Within the novel “Ama”, I read a story told amongst the slaves along their journey south to the coast of Ghana.
In the beginning, Onyame, creator of all things, selected 3 black men and 3 white men and gave each a wife. They were shown a large clay pot and a piece of paper and told each group should choose one. Lots were drawn and the black men won. They considered the options carefully.
The pot must hold something of good use and it was large. The piece of paper could not possibly be of much value to them. Eventually, they chose the pot. Once they examined the contents, they discovered some iron and a small piece of gold.
The white men were left with the sheet of paper on which was written “everything they ever needed to know”.
Onyame gave this country to the blacks and took the whites to the great water in the south. He taught them to fell trees and build a boat. He directed them to a country far away and they set sail.
Years later, descendents of the white people returned with goods to exchange for gold, mined here in Ghana, and slaves. (The paper had shown them how to make things)
Some of the captured slaves asked what the white people were like.

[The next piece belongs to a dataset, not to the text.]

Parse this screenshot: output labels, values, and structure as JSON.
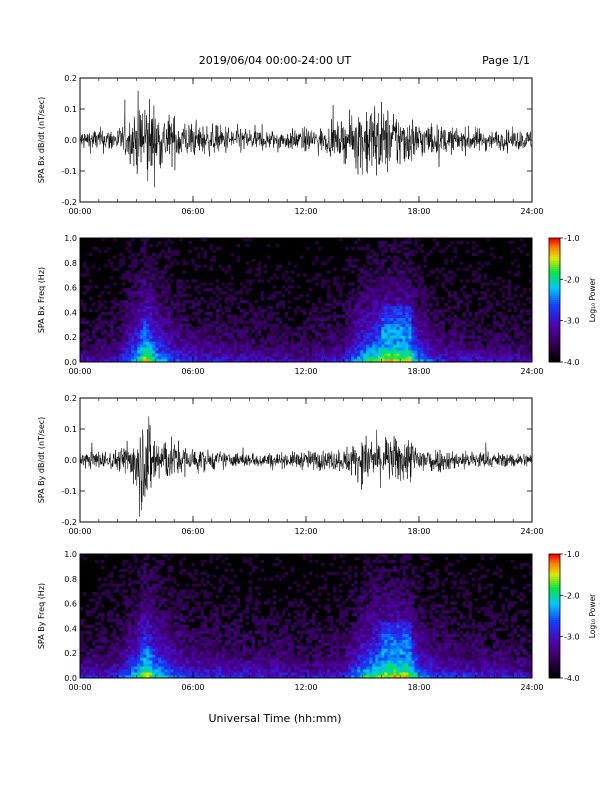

The answer was that they are very tall and ugly. It hurts your eyes to look at them and if you look for too long you will surely be blinded!
Often, around here I see adults talking to their children about me. The children are sometimes visibly frightened. Then the adults laugh and explain that they tell their children, if they don’t do what they say the white woman will take them away! Fortunately, this doesn’t occur with all of them. I am not aware that I have ever before, knowingly, frightened a child. What a shame it should happen here and through no fault of my own. Last week having spent some time with a couple of 3 year olds, one told the other, in Dagaare, “I don’t fear the Nansapor (white woman), any more”. Thank God. I am working on them individually and in small groups to try and dispel this horrifying myth.